>>4765785>announcersCall the play as it happens. No precognition.
It's not a botch if the flub is believable. When announcers start shoehorning things in, that illusion is broken and mistakes which they easily make become a pain to deal with both on the side of production and the side of consumer.
>cameraworkThe cameramen stand where they're told to stand through the headset.
They point the camera as asked, and if the tech is high-end enough they don't even have to focus or zoom on the fly, TV production behind the curtain can do that and directly control what you see that way.
TV has the script, and they produce with the agents so they know what camera angles and positions will be needed to best record the spot sequences.
Unfortunately that means spot sequences are not produced by wrestlers, but by TV people, because it's their job to ensure the action is recorded and broadcast the best way possible, meaning static locations for spots, same angles all the time, same zooming, same everything, every time.
IMO the extremely well-directed camerawork makes it look more fake, and makes botches that much more painful to see.

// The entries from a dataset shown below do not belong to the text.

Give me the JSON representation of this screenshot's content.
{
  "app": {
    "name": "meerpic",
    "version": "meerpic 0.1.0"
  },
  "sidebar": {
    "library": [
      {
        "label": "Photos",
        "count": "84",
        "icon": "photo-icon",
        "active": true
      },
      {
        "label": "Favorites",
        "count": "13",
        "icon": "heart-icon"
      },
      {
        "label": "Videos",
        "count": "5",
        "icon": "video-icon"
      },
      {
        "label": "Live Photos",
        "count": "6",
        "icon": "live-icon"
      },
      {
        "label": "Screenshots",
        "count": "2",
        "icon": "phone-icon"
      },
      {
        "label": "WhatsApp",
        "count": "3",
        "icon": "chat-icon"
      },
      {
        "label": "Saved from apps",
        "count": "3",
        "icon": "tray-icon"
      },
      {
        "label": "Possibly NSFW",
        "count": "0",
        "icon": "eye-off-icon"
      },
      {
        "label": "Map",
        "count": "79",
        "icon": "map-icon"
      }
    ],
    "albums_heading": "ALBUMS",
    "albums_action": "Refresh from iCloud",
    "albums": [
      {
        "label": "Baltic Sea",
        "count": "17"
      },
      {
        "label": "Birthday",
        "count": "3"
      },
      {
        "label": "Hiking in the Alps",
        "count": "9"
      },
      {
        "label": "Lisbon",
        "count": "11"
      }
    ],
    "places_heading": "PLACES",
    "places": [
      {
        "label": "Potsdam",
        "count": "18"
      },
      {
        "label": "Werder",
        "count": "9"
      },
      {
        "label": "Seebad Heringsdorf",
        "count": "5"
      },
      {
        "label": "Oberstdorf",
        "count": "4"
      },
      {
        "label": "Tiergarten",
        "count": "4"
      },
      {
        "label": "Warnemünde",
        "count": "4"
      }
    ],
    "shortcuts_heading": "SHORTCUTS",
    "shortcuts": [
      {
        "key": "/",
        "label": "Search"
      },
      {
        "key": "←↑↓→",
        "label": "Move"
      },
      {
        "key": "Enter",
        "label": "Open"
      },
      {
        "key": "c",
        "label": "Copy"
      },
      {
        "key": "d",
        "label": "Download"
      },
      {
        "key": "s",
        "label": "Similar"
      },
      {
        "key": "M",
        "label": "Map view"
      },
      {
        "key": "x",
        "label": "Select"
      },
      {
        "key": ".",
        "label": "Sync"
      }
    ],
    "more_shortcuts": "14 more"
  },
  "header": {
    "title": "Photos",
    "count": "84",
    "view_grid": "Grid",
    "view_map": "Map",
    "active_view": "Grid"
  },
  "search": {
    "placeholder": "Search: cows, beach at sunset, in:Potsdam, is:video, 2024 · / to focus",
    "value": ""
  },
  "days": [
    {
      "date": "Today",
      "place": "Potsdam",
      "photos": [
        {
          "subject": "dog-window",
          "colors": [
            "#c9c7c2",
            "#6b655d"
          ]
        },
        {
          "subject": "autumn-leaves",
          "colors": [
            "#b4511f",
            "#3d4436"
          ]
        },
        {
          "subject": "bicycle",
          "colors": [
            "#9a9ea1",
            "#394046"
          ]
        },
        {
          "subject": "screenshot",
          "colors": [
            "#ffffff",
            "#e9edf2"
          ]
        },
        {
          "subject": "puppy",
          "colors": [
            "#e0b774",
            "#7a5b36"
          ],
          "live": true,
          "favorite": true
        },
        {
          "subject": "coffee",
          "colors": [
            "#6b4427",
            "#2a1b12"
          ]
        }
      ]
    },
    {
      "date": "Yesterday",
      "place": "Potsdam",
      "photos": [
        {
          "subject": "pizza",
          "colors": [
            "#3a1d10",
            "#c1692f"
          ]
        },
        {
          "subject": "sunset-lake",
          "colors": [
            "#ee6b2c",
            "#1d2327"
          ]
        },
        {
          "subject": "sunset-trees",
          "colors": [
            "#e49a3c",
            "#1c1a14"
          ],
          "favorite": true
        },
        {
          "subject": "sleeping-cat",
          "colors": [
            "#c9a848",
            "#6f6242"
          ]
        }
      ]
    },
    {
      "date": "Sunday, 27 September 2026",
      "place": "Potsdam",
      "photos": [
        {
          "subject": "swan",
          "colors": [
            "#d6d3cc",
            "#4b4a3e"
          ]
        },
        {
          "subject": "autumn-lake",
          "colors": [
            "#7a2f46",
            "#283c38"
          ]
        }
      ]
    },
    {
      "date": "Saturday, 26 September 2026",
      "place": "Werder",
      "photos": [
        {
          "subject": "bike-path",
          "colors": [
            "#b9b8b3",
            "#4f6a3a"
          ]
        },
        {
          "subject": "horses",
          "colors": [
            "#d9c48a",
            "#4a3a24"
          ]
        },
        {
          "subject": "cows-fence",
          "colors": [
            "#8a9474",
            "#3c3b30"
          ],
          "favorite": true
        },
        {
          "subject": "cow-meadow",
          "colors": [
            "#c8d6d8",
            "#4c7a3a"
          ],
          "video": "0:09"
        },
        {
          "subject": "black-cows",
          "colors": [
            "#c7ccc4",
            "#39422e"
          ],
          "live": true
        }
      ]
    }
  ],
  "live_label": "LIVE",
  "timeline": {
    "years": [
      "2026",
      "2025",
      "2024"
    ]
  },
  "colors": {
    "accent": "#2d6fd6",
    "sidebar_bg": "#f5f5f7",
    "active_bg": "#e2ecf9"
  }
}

You'd probably see fewer botches or not notice how botchy it is, if the camerawork wasn't so good.
If for example, the camera follows the wrestler, not a script.
>when should they acknowledge itDepends on who's botching.
Wrestler? "Didn't quite land it." "Full suplex turned into a half-suplex." "Wardrobe malfunction" and then the colour comms say "wardrobe feature I'd say WOO look at that puppy!" Things like that.
TV? "On behalf of the WWE I'd like to apologise for the technical error, we do our best to bring the action to your homes and strive to better our best every broadcast, thank you for your patience". AFTER the match preferably, or immediately if it's something like a cut cable or wireless transmitter meaning everyone's got a black screen.